* Kanamam gittikçe daha da ağırlaşıyordu. Jack'in etrafındaki sıvı iyice azalmıştı. Bir noktada o kadar düşük seviyedeydi ki, arkama yaslandığımda kolları ve bacaklarını hissedebiliyordum. Hastanedeki birkaç geceden sonra doktorlar yaklaşmakta olduğunu bildiğim şeyi söyledi. Veda etme vakti gelmişti. Bundan kurtulamayacaktı ve eğer devam edersek ben de kurtulamayacaktım.
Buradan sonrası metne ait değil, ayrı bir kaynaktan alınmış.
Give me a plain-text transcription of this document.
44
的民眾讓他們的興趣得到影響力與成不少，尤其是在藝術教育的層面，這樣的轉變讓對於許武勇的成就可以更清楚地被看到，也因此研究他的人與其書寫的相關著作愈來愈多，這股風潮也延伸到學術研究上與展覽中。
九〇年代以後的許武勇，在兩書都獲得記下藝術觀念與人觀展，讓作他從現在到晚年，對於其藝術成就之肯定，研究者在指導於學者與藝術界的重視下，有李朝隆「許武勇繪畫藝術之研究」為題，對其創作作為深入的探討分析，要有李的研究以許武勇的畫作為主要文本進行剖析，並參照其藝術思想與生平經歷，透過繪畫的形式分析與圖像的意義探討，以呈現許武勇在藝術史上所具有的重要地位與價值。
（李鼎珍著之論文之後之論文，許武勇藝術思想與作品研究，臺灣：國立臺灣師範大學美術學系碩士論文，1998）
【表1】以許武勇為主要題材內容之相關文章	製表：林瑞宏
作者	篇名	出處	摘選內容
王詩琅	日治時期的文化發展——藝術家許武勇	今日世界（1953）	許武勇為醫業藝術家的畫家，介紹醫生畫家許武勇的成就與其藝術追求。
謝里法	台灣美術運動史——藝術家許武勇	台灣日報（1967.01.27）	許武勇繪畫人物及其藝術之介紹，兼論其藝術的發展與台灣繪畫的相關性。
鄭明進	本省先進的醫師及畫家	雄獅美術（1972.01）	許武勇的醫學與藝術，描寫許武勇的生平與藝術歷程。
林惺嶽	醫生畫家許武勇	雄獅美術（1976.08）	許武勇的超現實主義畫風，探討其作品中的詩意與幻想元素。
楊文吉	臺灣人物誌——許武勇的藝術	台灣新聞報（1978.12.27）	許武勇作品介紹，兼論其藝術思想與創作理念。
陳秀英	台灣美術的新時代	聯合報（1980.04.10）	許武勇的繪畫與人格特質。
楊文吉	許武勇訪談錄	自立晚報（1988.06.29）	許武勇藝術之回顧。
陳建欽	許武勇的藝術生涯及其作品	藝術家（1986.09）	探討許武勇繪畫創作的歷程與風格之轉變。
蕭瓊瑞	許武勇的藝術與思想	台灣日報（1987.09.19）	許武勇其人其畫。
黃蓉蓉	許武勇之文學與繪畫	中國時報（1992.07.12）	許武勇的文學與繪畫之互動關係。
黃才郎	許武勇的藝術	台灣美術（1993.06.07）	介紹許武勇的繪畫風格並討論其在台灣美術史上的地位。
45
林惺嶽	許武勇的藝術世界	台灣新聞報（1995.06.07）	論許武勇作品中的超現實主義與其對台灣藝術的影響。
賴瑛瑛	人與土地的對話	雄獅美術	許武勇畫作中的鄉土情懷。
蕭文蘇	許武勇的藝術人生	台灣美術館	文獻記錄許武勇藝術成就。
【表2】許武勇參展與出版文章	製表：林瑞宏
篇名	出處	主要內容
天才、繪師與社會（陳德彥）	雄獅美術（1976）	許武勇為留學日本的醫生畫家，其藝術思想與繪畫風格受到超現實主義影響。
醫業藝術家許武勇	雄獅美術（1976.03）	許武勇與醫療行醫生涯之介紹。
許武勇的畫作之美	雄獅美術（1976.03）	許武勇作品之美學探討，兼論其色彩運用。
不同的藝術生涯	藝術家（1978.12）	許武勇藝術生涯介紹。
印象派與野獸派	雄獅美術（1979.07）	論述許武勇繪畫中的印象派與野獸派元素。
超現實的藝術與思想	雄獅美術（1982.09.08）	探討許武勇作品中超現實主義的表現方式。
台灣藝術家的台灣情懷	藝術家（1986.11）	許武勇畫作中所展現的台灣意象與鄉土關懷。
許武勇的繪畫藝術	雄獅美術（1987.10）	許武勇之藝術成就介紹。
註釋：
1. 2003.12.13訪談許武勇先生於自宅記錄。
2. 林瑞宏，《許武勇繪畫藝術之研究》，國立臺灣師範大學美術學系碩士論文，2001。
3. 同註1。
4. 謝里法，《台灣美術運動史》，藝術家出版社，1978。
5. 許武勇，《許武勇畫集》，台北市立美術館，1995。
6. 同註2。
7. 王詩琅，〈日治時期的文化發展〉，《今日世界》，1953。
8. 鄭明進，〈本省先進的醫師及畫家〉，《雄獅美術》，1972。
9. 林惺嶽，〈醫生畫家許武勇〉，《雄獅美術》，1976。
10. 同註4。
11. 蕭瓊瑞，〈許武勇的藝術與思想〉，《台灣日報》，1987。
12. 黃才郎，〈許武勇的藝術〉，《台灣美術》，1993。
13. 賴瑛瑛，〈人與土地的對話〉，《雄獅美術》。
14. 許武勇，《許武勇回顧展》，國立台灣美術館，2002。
"SONSUZA KADAR HATIRLAMALIYIM" * Sabah her şeyin biteceğini söylediler. Ağlamaya başladım, nefesim üzüntüme yetişemiyordu. Şu an bunları yazarken bile acıyı yeniden hissediyorum. Oksijen vermeye başladılar, bu sizin gördüğünüz ilk fotoğraftı. Annemin çektiği kareler için John'a onlara ihtiyacım olduğunu söyledim. Bundan nefret etti, o an onun için bir anlam ifade etmiyordu. Luna ve Miles dünyaya geldiğindeki mutluluk gözyaşları gibi bu anı da sonsuza kadar hatırlamalıydım. Bu hikayeyi paylaşmam gerektiğini de biliyordum.* Fotoğraflardan nefret etmenizi ne kadar az umursadığımı gösteremem. Bunu yaşadım ve yapmayı seçtim. Bu fotoğraflar aynı şeyleri yaşayan ve onlara ihtiyaç duyanlar için. Diğerlerinin düşüncesi benim için bir şey ifade etmiyor. O doğduğunda annem, John ve ben sırayla kucağımıza aldık ve tek tek vedalaştık. Bunu ne kadar zamandır beklediğini bilmiyorum. Muhtemelen bundan asla kurtulamayacağım.
* Şimdi onun külleri yeni evimizin bahçesindeki ağacın altına serpilmek için bekliyor. Bunları yazdım çünkü hayata devam edebilmek için bir şeyler söylemem gerektiğini biliyordum. Jack her zaman sevilecek. Çocuklarıma onu bir ağaçta, kelebekte ya da rüzgarda görebileceklerini anlattım. Bize dualarını, sevgilerini ve hikayelerini gönderen herkese teşekkür ederim.